ASearcher Evaluation

August 7, 2025 · View on GitHub

A comprehensive framework for testing and evaluating LLM Agent performance. Supports multiple agent architectures, search engine integrations, and evaluation methods.

Preparation

Step 1: Prepare the runtime environment.

Please refer to https://inclusionai.github.io/AReaL/tutorial/installation.html#runtime-environment for Runtime Environment.

Step 2: download test data from ASearcher-test-data.

Evaluate a Search Agent

We can evaluate different agent workflows by specifying the agent-type and search-client-type.

python3 -m evaluation.search_eval_async \
    ...
    --prompt_type ${PROMPT_TYPE} \
    --agent-type ${AGENT_TYPE} \
    --search_client_type ${SEARCH_CLIENT_TYPE} \
    ...

We list several examples as follows:

A. Evaluate an Reasoning Model with Web Search

cd evaluation/

MODEL_PATH=/path/to/models 
DATA_DIR=/path/to/test_set # Could be downloaded from [https://huggingface.co/datasets/inclusionAI/ASearcher-test-data]

DATA_NAMES=GAIA,xbench-deepsearch,Frames
AGENT_TYPE=asearcher-reasoning
PROMPT_TYPE=asearcher-reasoning
SEARCH_CLIENT_TYPE=async-web-search-access

SCRIPT_DIR="$(cd "$(dirname "${BASH_SOURCE[0]}")" &> /dev/null && pwd)"
PROJECT_ROOT="$(dirname "$SCRIPT_DIR")"

PYTHONPATH="${PROJECT_ROOT}:$PYTHONPATH" \
SERPER_API_KEY=${your_serper_api_key} \
JINA_API_KEY=${your_jina_api_key} \
TOKENIZERS_PARALLELISM=false \
python3 search_eval_async.py \
    --data_names ${DATA_NAMES} \
    --model_name_or_path ${MODEL_PATH}  \
    --output_dir ${MODEL_PATH} \
    --data_dir ${DATA_DIR} \
    --prompt_type $PROMPT_TYPE \
    --agent-type ${AGENT_TYPE} \
    --search_client_type ${SEARCH_CLIENT_TYPE} \
    --tensor_parallel_size 4 \
    --temperature 0.6 \
    --parallel-mode seed \
    --seed 1 \
    --use-jina \
    --llm_as_judge \
    --pass-at-k 1 \ # if you want get more stable result, please increase it

B. Evaluate a Non-reasoning Search Agent with Web Search

cd evaluation/

MODEL_PATH=/path/to/models 
DATA_DIR=/path/to/test_set # Could be downloaded from [https://huggingface.co/datasets/inclusionAI/ASearcher-test-data]

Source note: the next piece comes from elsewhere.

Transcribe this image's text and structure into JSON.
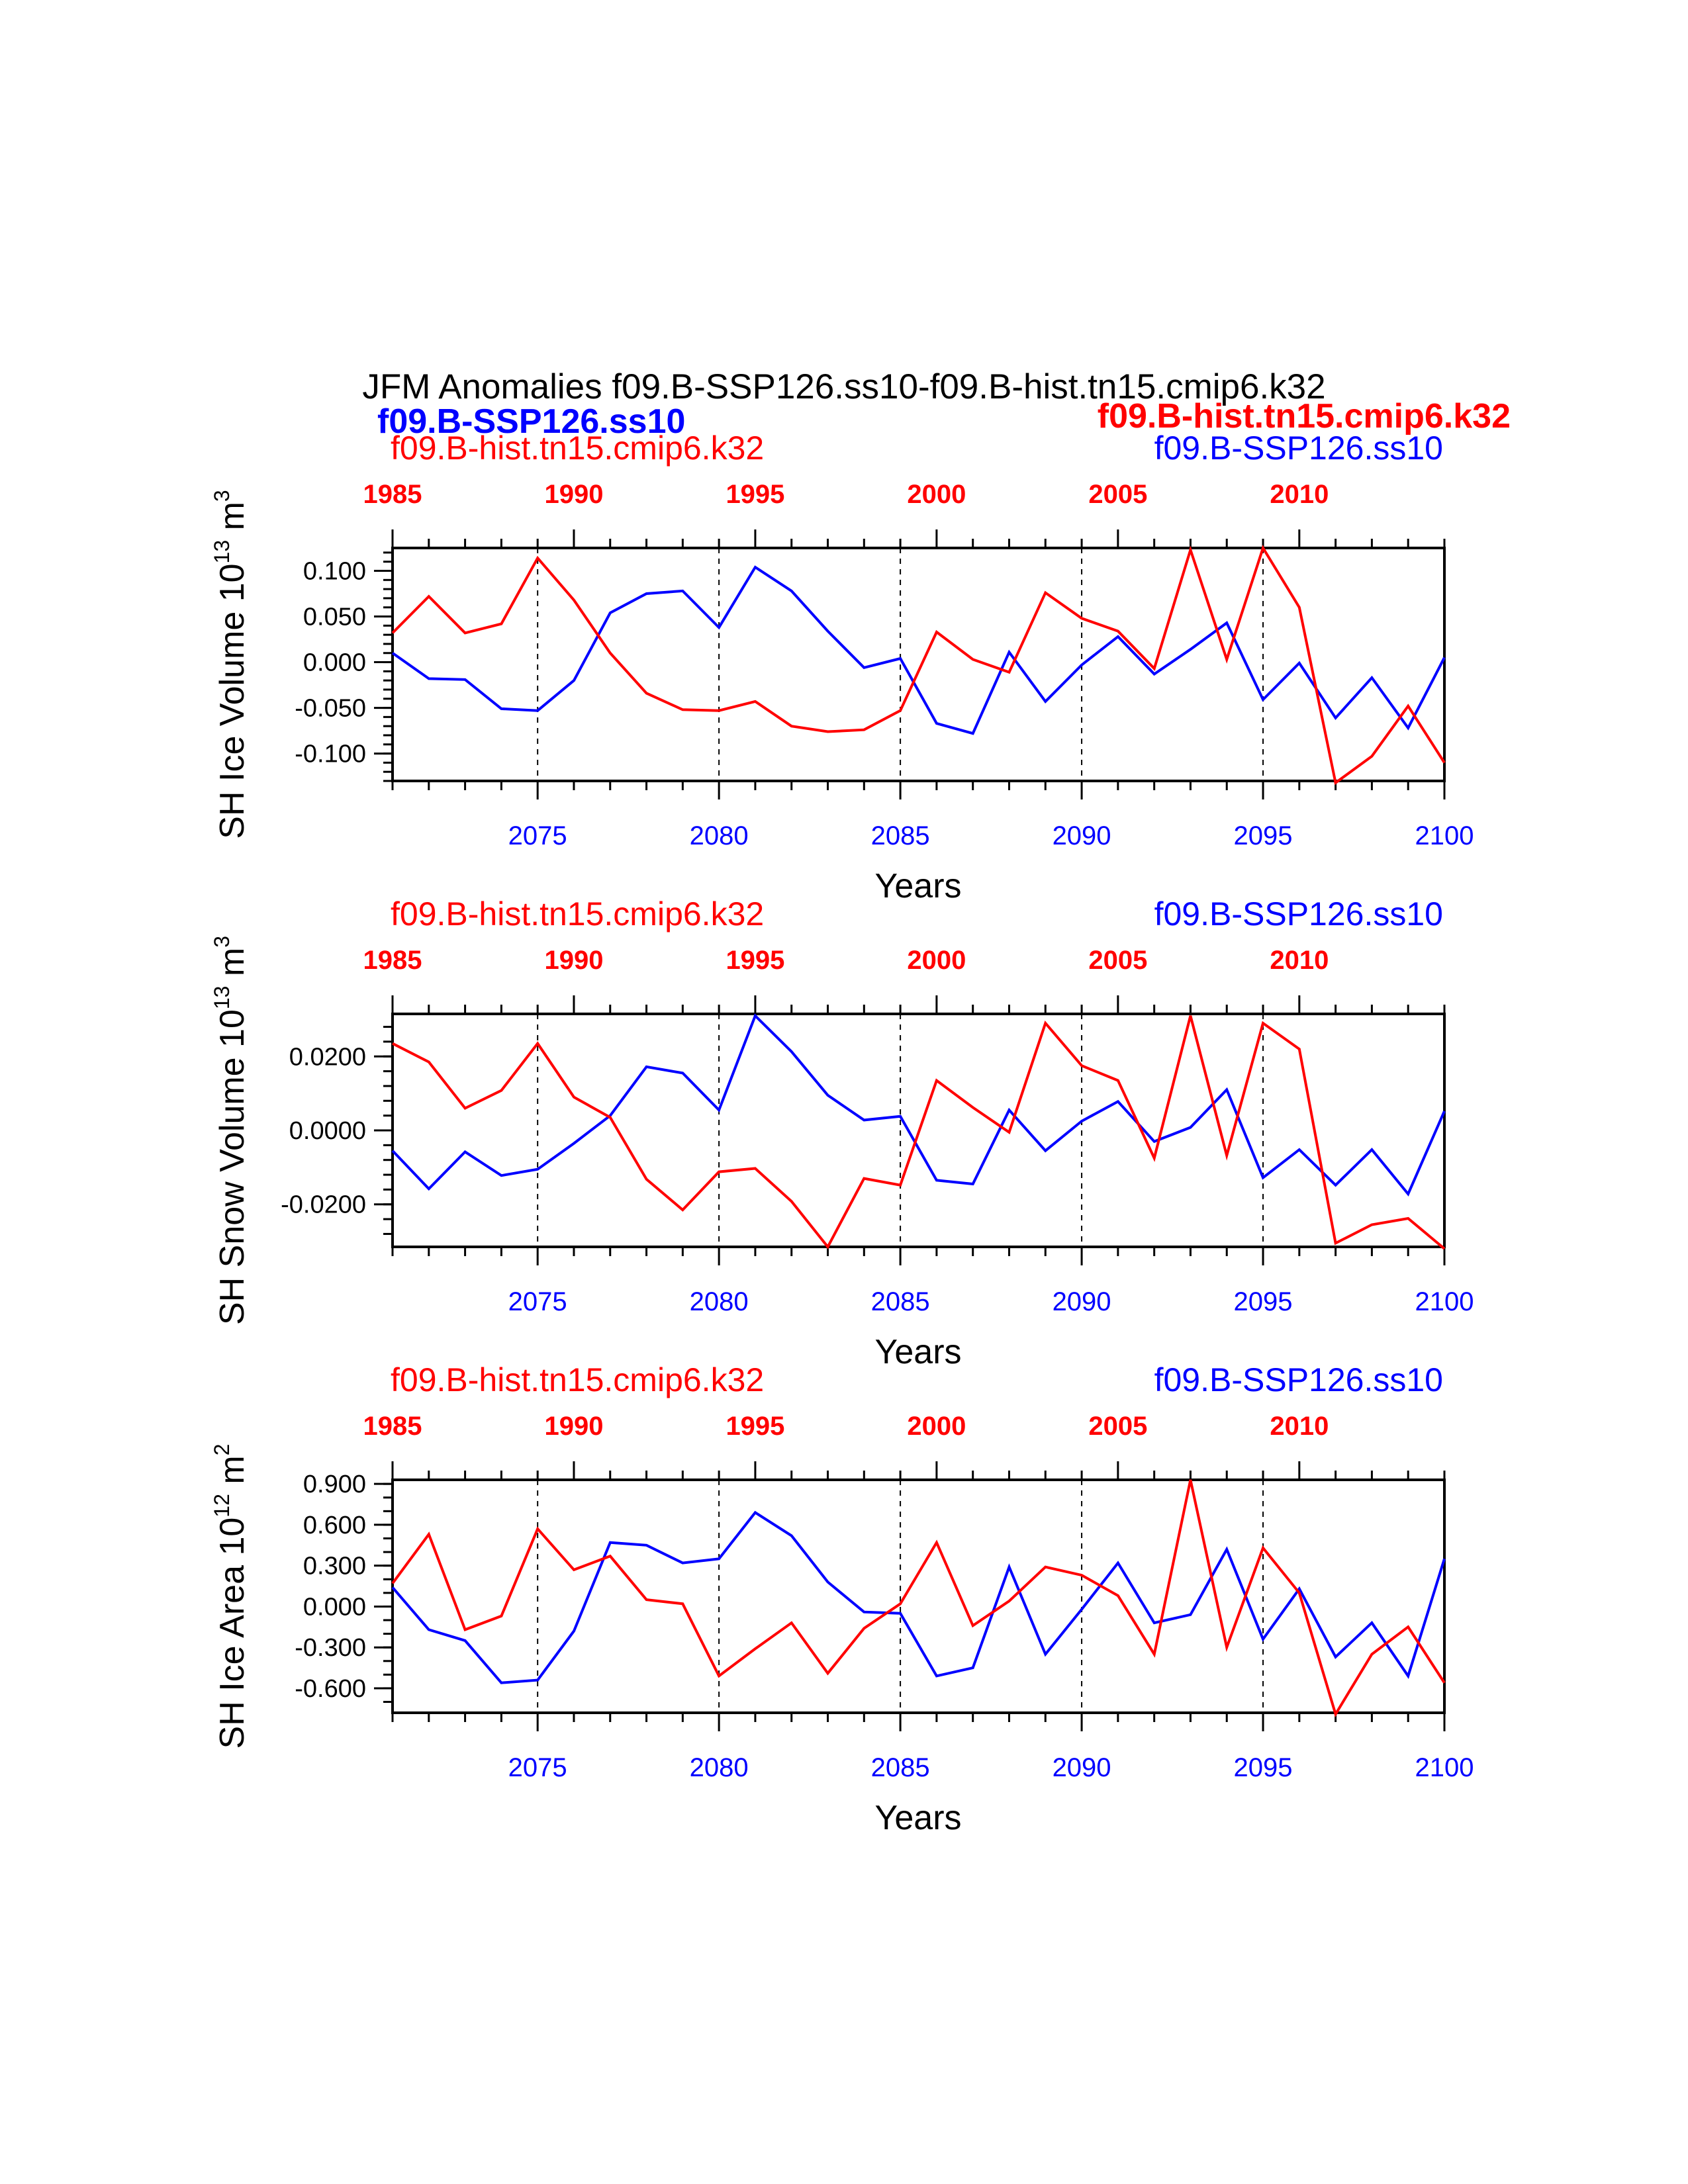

DATA_NAMES=GAIA,xbench-deepsearch,Frames
AGENT_TYPE=asearcher
PROMPT_TYPE=asearcher
SEARCH_CLIENT_TYPE=async-web-search-access

SCRIPT_DIR="$(cd "$(dirname "${BASH_SOURCE[0]}")" &> /dev/null && pwd)"
PROJECT_ROOT="$(dirname "$SCRIPT_DIR")"

PYTHONPATH="${PROJECT_ROOT}:$PYTHONPATH" \
SERPER_API_KEY=${your_serper_api_key} \
JINA_API_KEY=${your_jina_api_key} \
TOKENIZERS_PARALLELISM=false \
python3 search_eval_async.py \
    --data_names ${DATA_NAMES} \
    --model_name_or_path ${MODEL_PATH}  \
    --output_dir ${MODEL_PATH} \
    --data_dir ${DATA_DIR} \
    --prompt_type $PROMPT_TYPE \
    --agent-type ${AGENT_TYPE} \
    --search_client_type ${SEARCH_CLIENT_TYPE} \
    --tensor_parallel_size 4 \
    --temperature 0.6 \
    --parallel-mode seed \
    --seed 1 \
    --use-jina \
    --llm_as_judge \
    --pass-at-k 1 \

C. Evaluate Search-R1 with Local Knowledge Base

Step 0. Build the image and start the container following evaluation/Dockerfile

Step 1. Setup Environment Variable

export RAG_SERVER_ADDR_DIR=PATH_TO_DUMP_LOCAL_SERVER_ADDRESS
export PORT=8000

Here RAG_SERVER_ADDR_DIR is the directory to dump the address of the launched local RAG server, which will be loaded during training.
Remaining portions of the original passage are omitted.